A specific diagnosis might facilitate partner referral. Therefore, testing for gonorrhea and chlamydia is encouraged. Because a substantial proportion of female partners of males with nonchlamydial NGU are infected with chlamydia, partner management is recommended for males with NGU regardless of whether a specific etiology is identified. All sex partners within the preceding 60 days should be referred for evaluation, testing, and empiric treatment with a drug regimen effective against chlamydia. Expedited partner treatment and patient referral are alternative approaches to treating partners (71).

Recurrent Urethritis

Objective signs of urethritis should be present before the initiation of antimicrobial therapy. In persons who have persistent symptoms after treatment without objective signs of urethritis, the value of extending the duration of antimicrobials has not been demonstrated. Persons who have persistent or recurrent urethritis can be retreated with the initial regimen if they did not comply with the treatment regimen or if they were reexposed to an untreated sex partner. Persistent urethritis after doxycycline treatment might be caused by doxycycline-resistant U. urealyticum orM. genitalium. T. vaginalis is also known to cause urethritis in men; a urethral swab, first void urine, or semen for culture or a NAAT (PCR or TMA) on a urethral swab or urine can be performed. If compliant with the initial regimen and re-exposure can be excluded, the following regimen is recommended while awaiting the results of the diagnostic tests.

Recurrent Non-gonococal Urethritis
Preferred Regimen
Metronidazole 2 gm po single dose
PLUS
Azithromycin 1 gm po x 1 dose
Alternative Regimen
Tinidazole 2 gm po x 1 dose
PLUS
Azithromycin 1 gm po x 1 dose

Studies involving a limited number of patients who experienced NGU treatment failures have demonstrated that Moxifloxacin 400 mg orally once daily for 7 days is highly effective against M. genitalium (253,254). Men with a low probability of T. vaginalis (e.g., MSM) are unlikely to benefit from the addition of metronidazole or tinidazole.

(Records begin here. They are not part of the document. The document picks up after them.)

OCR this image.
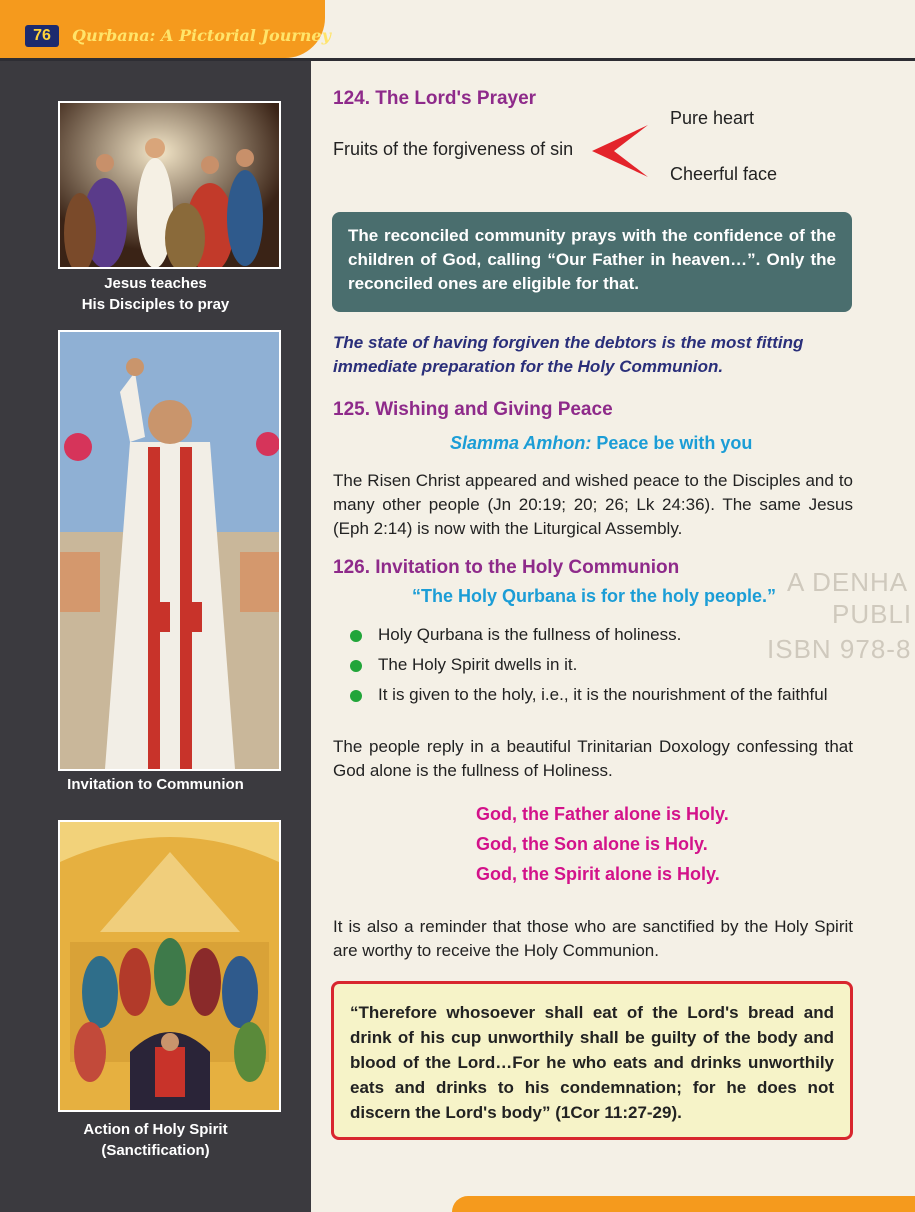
76	Qurbana: A Pictorial Journey
Jesus teaches
His Disciples to pray
Invitation to Communion
Action of Holy Spirit
(Sanctification)
A DENHA
PUBLI
ISBN 978-8
124. The Lord's Prayer
Fruits of the forgiveness of sin
Pure heart
Cheerful face
The reconciled community prays with the confidence of the children of God, calling “Our Father in heaven…”. Only the reconciled ones are eligible for that.
The state of having forgiven the debtors is the most fitting immediate preparation for the Holy Communion.
125. Wishing and Giving Peace
Slamma Amhon: Peace be with you
The Risen Christ appeared and wished peace to the Disciples and to many other people (Jn 20:19; 20; 26; Lk 24:36). The same Jesus (Eph 2:14) is now with the Liturgical Assembly.
126. Invitation to the Holy Communion
“The Holy Qurbana is for the holy people.”
Holy Qurbana is the fullness of holiness.
The Holy Spirit dwells in it.
It is given to the holy, i.e., it is the nourishment of the faithful
The people reply in a beautiful Trinitarian Doxology confessing that God alone is the fullness of Holiness.
God, the Father alone is Holy.
God, the Son alone is Holy.
God, the Spirit alone is Holy.
It is also a reminder that those who are sanctified by the Holy Spirit are worthy to receive the Holy Communion.
“Therefore whosoever shall eat of the Lord's bread and drink of his cup unworthily shall be guilty of the body and blood of the Lord…For he who eats and drinks unworthily eats and drinks to his condemnation; for he does not discern the Lord's body” (1Cor 11:27-29).
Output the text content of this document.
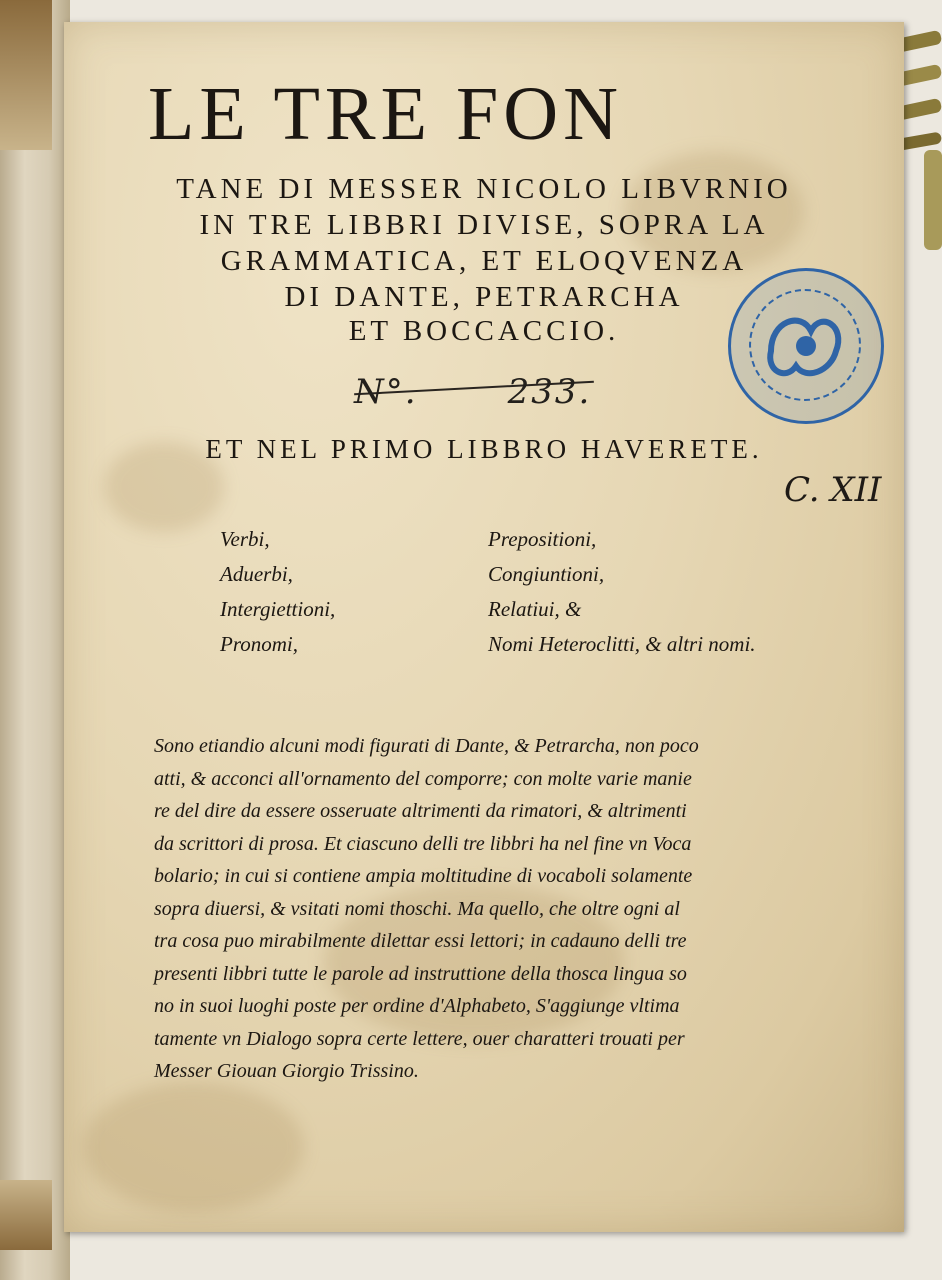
LE TRE FON
TANE DI MESSER NICOLO LIBVRNIO
IN TRE LIBBRI DIVISE, SOPRA LA
GRAMMATICA, ET ELOQVENZA
DI DANTE, PETRARCHA
ET BOCCACCIO.
N°.	233.
ET NEL PRIMO LIBBRO HAVERETE.
C. XII
Verbi,
Aduerbi,
Intergiettioni,
Pronomi,
Prepositioni,
Congiuntioni,
Relatiui, &
Nomi Heteroclitti, & altri nomi.
Sono etiandio alcuni modi figurati di Dante, & Petrarcha, non poco
atti, & acconci all'ornamento del comporre; con molte varie manie
re del dire da essere osseruate altrimenti da rimatori, & altrimenti
da scrittori di prosa. Et ciascuno delli tre libbri ha nel fine vn Voca
bolario; in cui si contiene ampia moltitudine di vocaboli solamente
sopra diuersi, & vsitati nomi thoschi. Ma quello, che oltre ogni al
tra cosa puo mirabilmente dilettar essi lettori; in cadauno delli tre
presenti libbri tutte le parole ad instruttione della thosca lingua so
no in suoi luoghi poste per ordine d'Alphabeto, S'aggiunge vltima
tamente vn Dialogo sopra certe lettere, ouer charatteri trouati per
Messer Giouan Giorgio Trissino.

Urologic examinations usually do not reveal a specific etiology for urethritis. A four-glass Meares-Stamey lower-urinary-tract localization procedure (or four-glass test) might be helpful in localizing pathogens to the prostate (255). A substantial proportion of men with chronic nonbacterial prostatitis/chronic pelvic pain syndrome have evidence of urethral inflammation without any identifiable microbial pathogens. Estimates vary considerably depending on the source and sensitivity of the assay, but one study demonstrated that in 50% of men with this syndrome, ≥5 WBCs per high-power field were detected in expressed prostatic secretions (256). Referral to a urologist should be considered for men who experience pain for more than 3 months within a 6-month period.

If men require treatment with a new antibiotic regimen for persistent urethritis and a sexually transmitted agent is the suspected cause, all partners in the past 60 days before the initial diagnosis and any interim partners should be referred for evaluation and appropriate treatment.

Special Considerations

HIV Infection

Gonococcal urethritis, chlamydial urethritis, and nongonococcal, nonchlamydial urethritis might facilitate HIV transmission. Patients who have NGU and also are infected with HIV should receive the same treatment regimen as those who are HIV negative.